Wutschnaubende Schafe im 21. Jahrhundert
Wie bereits erwähnt, werde ich zeitweilig von Werwölfchen heimgesucht. Das kommt derzeit relativ selten vor, trotzdem weiß ich, dass es ständig auf der Lauer liegt. Bereit zuzupacken, wenn sich die Ungerechtigkeit nähert. Dann nämlich schalten sich mit Lichtgeschwindigkeit sowohl Verstand als auch Harmoniebedürfnis ab und Werwölfchen drängelt sich mit aller Macht vor, um anzugreifen. Vollkommen gleichgültig, wer dann vor mir steht.
Ich bin immer sehr dafür, die Form zu wahren und zwar möglichst in jeder Lebenslage. Leider stauen sich dadurch im Laufe der Zeit negative Schwingungen, im schlimmsten Fall echt üble Aggressionen auf. Die suchen sich ungeachtet dessen, ob es gerade passend ist, ihren Weg nach draußen. Werwölfchen springt aus dem Schafspelz.

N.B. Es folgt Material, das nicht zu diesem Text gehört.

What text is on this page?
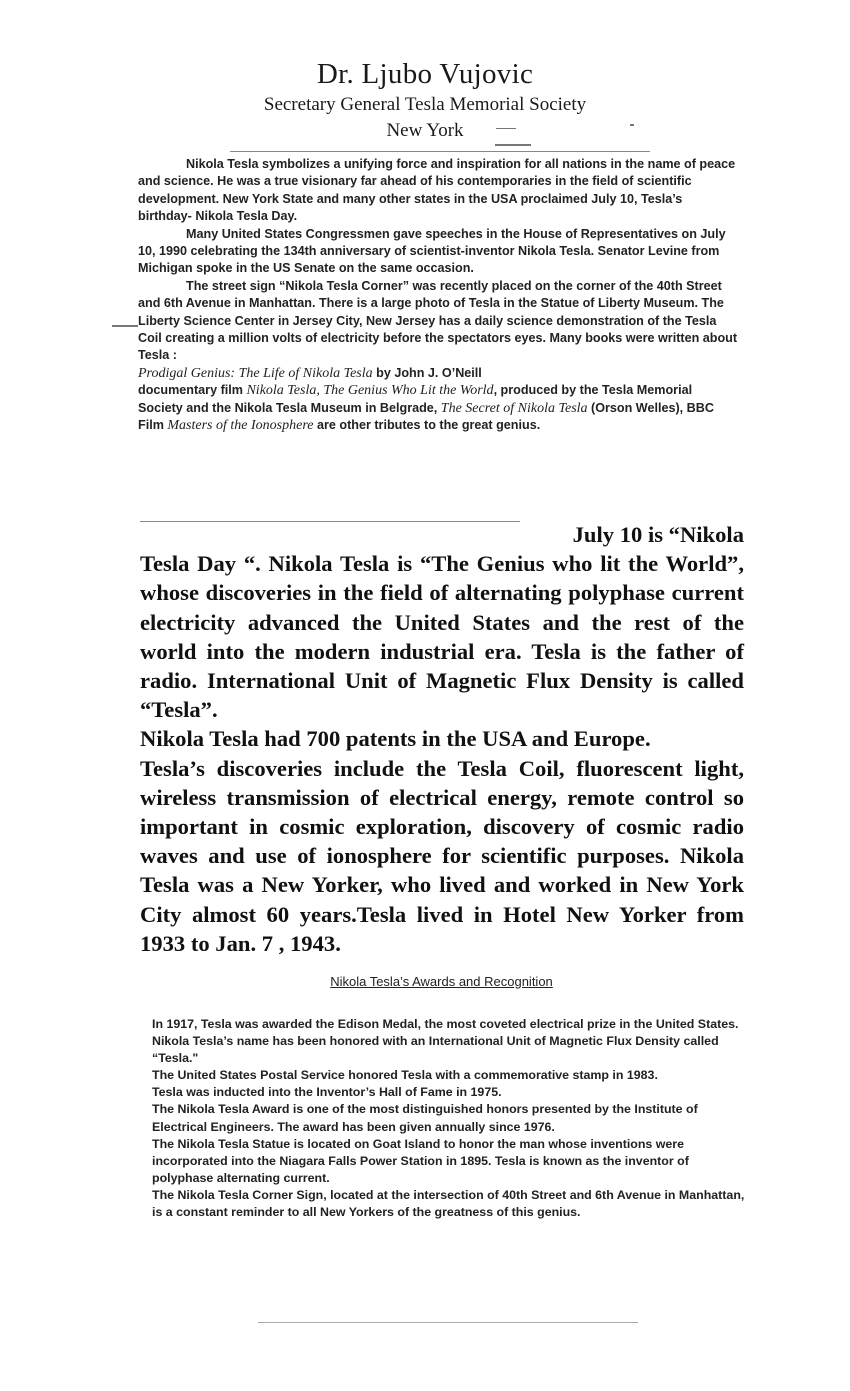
Dr. Ljubo Vujovic
Secretary General Tesla Memorial Society
New York

Nikola Tesla symbolizes a unifying force and inspiration for all nations in the name of peace and science. He was a true visionary far ahead of his contemporaries in the field of scientific development. New York State and many other states in the USA proclaimed July 10, Tesla’s birthday- Nikola Tesla Day.

Many United States Congressmen gave speeches in the House of Representatives on July 10, 1990 celebrating the 134th anniversary of scientist-inventor Nikola Tesla. Senator Levine from Michigan spoke in the US Senate on the same occasion.

The street sign “Nikola Tesla Corner” was recently placed on the corner of the 40th Street and 6th Avenue in Manhattan. There is a large photo of Tesla in the Statue of Liberty Museum. The Liberty Science Center in Jersey City, New Jersey has a daily science demonstration of the Tesla Coil creating a million volts of electricity before the spectators eyes. Many books were written about Tesla :

Prodigal Genius: The Life of Nikola Tesla by John J. O’Neill
documentary film Nikola Tesla, The Genius Who Lit the World, produced by the Tesla Memorial Society and the Nikola Tesla Museum in Belgrade, The Secret of Nikola Tesla (Orson Welles), BBC Film Masters of the Ionosphere are other tributes to the great genius.

July 10 is “Nikola
Tesla Day “. Nikola Tesla is “The Genius who lit the World”, whose discoveries in the field of alternating polyphase current electricity advanced the United States and the rest of the world into the modern industrial era. Tesla is the father of radio. International Unit of Magnetic Flux Density is called “Tesla”.

Nikola Tesla had 700 patents in the USA and Europe.

Tesla’s discoveries include the Tesla Coil, fluorescent light, wireless transmission of electrical energy, remote control so important in cosmic exploration, discovery of cosmic radio waves and use of ionosphere for scientific purposes. Nikola Tesla was a New Yorker, who lived and worked in New York City almost 60 years.Tesla lived in Hotel New Yorker from 1933 to Jan. 7 , 1943.

Nikola Tesla’s Awards and Recognition

In 1917, Tesla was awarded the Edison Medal, the most coveted electrical prize in the United States.

Nikola Tesla’s name has been honored with an International Unit of Magnetic Flux Density called “Tesla."

The United States Postal Service honored Tesla with a commemorative stamp in 1983.

Tesla was inducted into the Inventor’s Hall of Fame in 1975.

The Nikola Tesla Award is one of the most distinguished honors presented by the Institute of Electrical Engineers. The award has been given annually since 1976.

The Nikola Tesla Statue is located on Goat Island to honor the man whose inventions were incorporated into the Niagara Falls Power Station in 1895. Tesla is known as the inventor of polyphase alternating current.

The Nikola Tesla Corner Sign, located at the intersection of 40th Street and 6th Avenue in Manhattan, is a constant reminder to all New Yorkers of the greatness of this genius.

Wenn ich mich so richtig ungerecht behandelt fühle, mich jemand extrem ausdauernd triezt, kann ich von einer Sekunde auf die andere so furchtbar böse werden, dass allein der Überraschungseffekt eine äußerst schockierende Wirkung auf mein Gegenüber hat. Damit konnte ich manche Situation schon zu meinem Vorteil entscheiden.
Ist der betreffende Verursacher gerade nicht griffbereit, schwelge ich je nach Zyklusphase in mehr oder weniger genussvollen Phantasien, wie ich wutschnaubend, völlig derangiert, mit Schaum vor dem Mund, kreischend und brüllend, mit zerzaustem Haar und irrem Blick alles herauslasse, was mir gerade durch den Kopf wütet. Hach, wie schön.

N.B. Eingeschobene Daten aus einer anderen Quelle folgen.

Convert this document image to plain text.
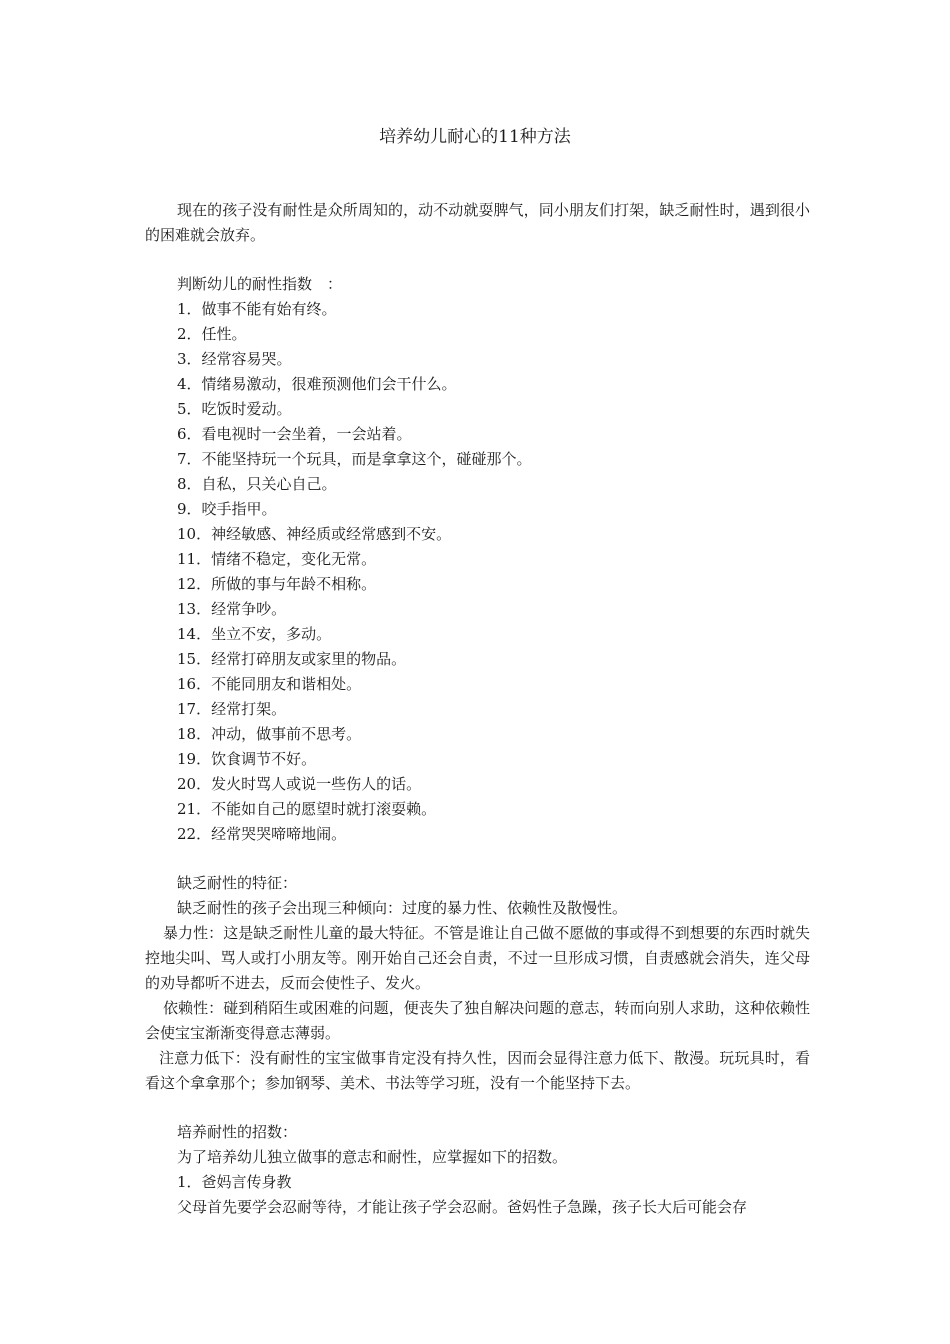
培养幼儿耐心的11种方法

现在的孩子没有耐性是众所周知的，动不动就耍脾气，同小朋友们打架，缺乏耐性时，遇到很小的困难就会放弃。

判断幼儿的耐性指数　：
1．做事不能有始有终。
2．任性。
3．经常容易哭。
4．情绪易激动，很难预测他们会干什么。
5．吃饭时爱动。
6．看电视时一会坐着，一会站着。
7．不能坚持玩一个玩具，而是拿拿这个，碰碰那个。
8．自私，只关心自己。
9．咬手指甲。
10．神经敏感、神经质或经常感到不安。
11．情绪不稳定，变化无常。
12．所做的事与年龄不相称。
13．经常争吵。
14．坐立不安，多动。
15．经常打碎朋友或家里的物品。
16．不能同朋友和谐相处。
17．经常打架。
18．冲动，做事前不思考。
19．饮食调节不好。
20．发火时骂人或说一些伤人的话。
21．不能如自己的愿望时就打滚耍赖。
22．经常哭哭啼啼地闹。
缺乏耐性的特征：
缺乏耐性的孩子会出现三种倾向：过度的暴力性、依赖性及散慢性。

暴力性：这是缺乏耐性儿童的最大特征。不管是谁让自己做不愿做的事或得不到想要的东西时就失控地尖叫、骂人或打小朋友等。刚开始自己还会自责，不过一旦形成习惯，自责感就会消失，连父母的劝导都听不进去，反而会使性子、发火。

依赖性：碰到稍陌生或困难的问题，便丧失了独自解决问题的意志，转而向别人求助，这种依赖性会使宝宝渐渐变得意志薄弱。

注意力低下：没有耐性的宝宝做事肯定没有持久性，因而会显得注意力低下、散漫。玩玩具时，看看这个拿拿那个；参加钢琴、美术、书法等学习班，没有一个能坚持下去。

培养耐性的招数：
为了培养幼儿独立做事的意志和耐性，应掌握如下的招数。
1．爸妈言传身教
父母首先要学会忍耐等待，才能让孩子学会忍耐。爸妈性子急躁，孩子长大后可能会存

Ein anderer Weg sind meine Träume. Im Traum hab ich schon so manchen Zeitgenossen geschüttelt, gewürgt, geschlagen. Eine Zeitlang fand ich diese Art der Aggressionsverarbeitung frustrierend. Warum konnte ich denn nicht einfach alle miesen Gefühle rauslassen, wenn ich wach war und auch was davon hatte?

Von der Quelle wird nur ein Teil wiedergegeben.